たかがパンチといえど、ダメージをもらった方に全くの無反動ということはない。
と、同時にシステムが脳を介している、というのも理由の一つに上げられる。
人間の脳は本能によって危機回避能力を有している。それは度重なる経験の蓄積による一種のパブロフの犬状態と言っても良い。
例えば、誰かに殴られそうになると人は無意識に殴られそうな場所に力を込めるし、威力を減殺するために防御の姿勢を取る。
同時に、その威力を理解していればいるほど錯覚も起こりやすい。強い攻撃が当たる時、それが強い攻撃だとわかっていれば《当たっていなくとも》痛み感じたり「痛い」と口走ることがある。

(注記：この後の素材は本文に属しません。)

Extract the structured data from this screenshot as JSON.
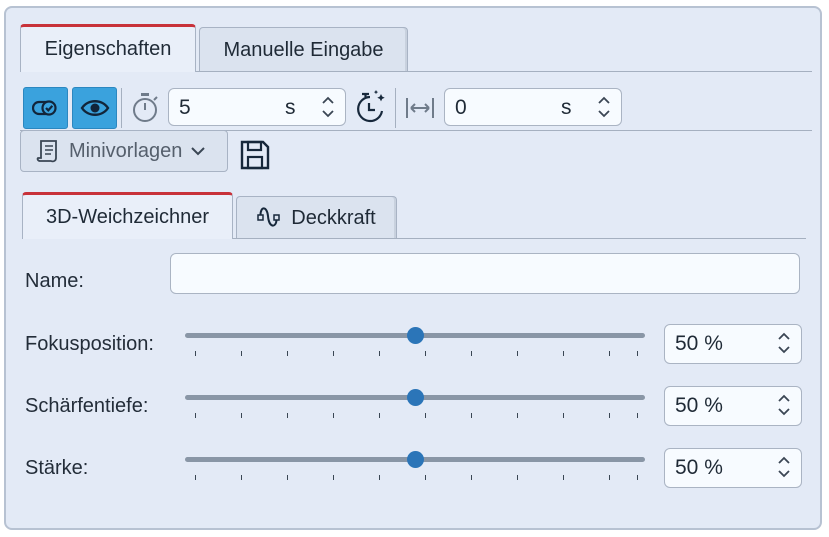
{
  "tabs": [
    {
      "label": "Eigenschaften",
      "active": true
    },
    {
      "label": "Manuelle Eingabe",
      "active": false
    }
  ],
  "toolbar": {
    "duration": {
      "value": "5",
      "unit": "s"
    },
    "offset": {
      "value": "0",
      "unit": "s"
    },
    "accent": "#3aa2dd"
  },
  "presets": {
    "label": "Minivorlagen"
  },
  "subtabs": [
    {
      "label": "3D-Weichzeichner",
      "active": true
    },
    {
      "label": "Deckkraft",
      "active": false
    }
  ],
  "form": {
    "name_label": "Name:",
    "name_value": "",
    "sliders": [
      {
        "label": "Fokusposition:",
        "value": 50,
        "display": "50 %"
      },
      {
        "label": "Schärfentiefe:",
        "value": 50,
        "display": "50 %"
      },
      {
        "label": "Stärke:",
        "value": 50,
        "display": "50 %"
      }
    ]
  }
}
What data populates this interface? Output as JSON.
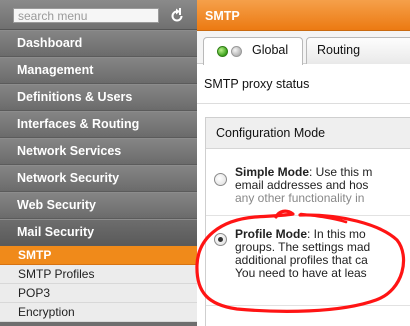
{
  "search": {
    "placeholder": "search menu"
  },
  "sidebar": {
    "items": [
      {
        "label": "Dashboard"
      },
      {
        "label": "Management"
      },
      {
        "label": "Definitions & Users"
      },
      {
        "label": "Interfaces & Routing"
      },
      {
        "label": "Network Services"
      },
      {
        "label": "Network Security"
      },
      {
        "label": "Web Security"
      },
      {
        "label": "Mail Security"
      }
    ],
    "subitems": [
      {
        "label": "SMTP"
      },
      {
        "label": "SMTP Profiles"
      },
      {
        "label": "POP3"
      },
      {
        "label": "Encryption"
      }
    ]
  },
  "main": {
    "title": "SMTP",
    "tabs": [
      {
        "label": "Global"
      },
      {
        "label": "Routing"
      }
    ],
    "status_label": "SMTP proxy status",
    "config": {
      "header": "Configuration Mode",
      "simple": {
        "title": "Simple Mode",
        "lines": [
          ": Use this m",
          "email addresses and hos",
          "any other functionality in"
        ]
      },
      "profile": {
        "title": "Profile Mode",
        "lines": [
          ": In this mo",
          "groups. The settings mad",
          "additional profiles that ca",
          "You need to have at leas"
        ]
      }
    }
  },
  "colors": {
    "accent": "#ec7a12",
    "annotation": "#ff1414"
  }
}
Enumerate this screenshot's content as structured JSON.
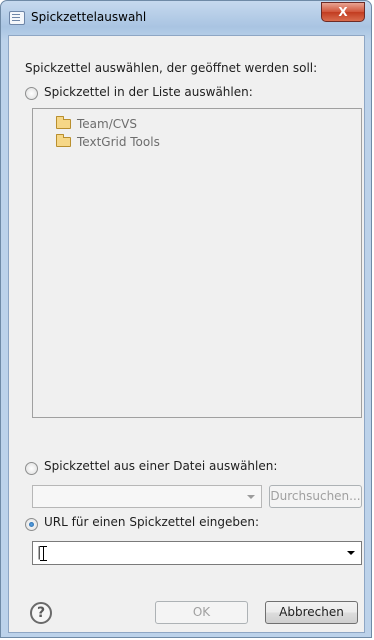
{
  "window": {
    "title": "Spickzettelauswahl",
    "close_glyph": "X"
  },
  "prompt": "Spickzettel auswählen, der geöffnet werden soll:",
  "option_list": {
    "label": "Spickzettel in der Liste auswählen:",
    "selected": false,
    "items": [
      {
        "icon": "folder-icon",
        "label": "Team/CVS"
      },
      {
        "icon": "folder-icon",
        "label": "TextGrid Tools"
      }
    ]
  },
  "option_file": {
    "label": "Spickzettel aus einer Datei auswählen:",
    "selected": false,
    "file_value": "",
    "browse_label": "Durchsuchen..."
  },
  "option_url": {
    "label": "URL für einen Spickzettel eingeben:",
    "selected": true,
    "url_value": "|"
  },
  "footer": {
    "help_glyph": "?",
    "ok_label": "OK",
    "cancel_label": "Abbrechen"
  },
  "colors": {
    "titlebar": "#a9c4e2",
    "close_button": "#c23c20",
    "client_background": "#f0f0f0"
  }
}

何かにぶつかったとき、たいして痛くもないのに「痛い」と言ってしまう人は多い。これはぶつかったことによって痛覚的ダメージが起こるという経験を脳がしているからに外ならない。
それは決しておかしなことではなく、一種の防衛本能の一つとも取れる。より早く状況を理解し命令を下すことで人体への的確な処置を体内で行えるのだ。
人間は痛覚やストレスを感じると脳内麻薬(エンドルフィン)を分泌し自らの鎮痛、鎮静を図る機能がある。
この時の鎮痛作用は通常のモルヒネの約六・五倍もの効果があるとされる。この処置が早ければ早いほど、人は痛覚などのストレスから短い時間で解放される。
その命令を下すのが脳であり、ナーヴギアやアミュスフィアは脳に干渉し、また命令系統を脳に一任している以上例え仮想世界と言えど脳の経験則による錯覚は免れない。
死銃を襲ったHP損失ダメージや直接的な負荷ダメージ効果の程はさほど大きくない。
しかし、彼も生身の人間の分身であり、脳を介してこのGGOにログインしている以上、いかな超常の力を行使できる特殊な存在だとしても《人間の持つキャパシティの壁》は越えられない。
「く……! 相変わらず、STR値は、馬鹿高い、ようだな。出鱈目な、ヤツだ」
「だったらどうした」
「ク、クク。いや、お前は、やはり、本物、だ……!」
「っ!」
ゾクリ、とキリトの背中に悪寒が奔る。
圧倒的な悪意。殺意と言い換えても良い。何度か味わったことのあるそれに猛烈な吐き気を催す。
しかし仮想世界ではどれだけ気持ち悪くなろうと実際に吐くことはない。吐くことはないが、せり上がる気持ちの悪さが消えることもない。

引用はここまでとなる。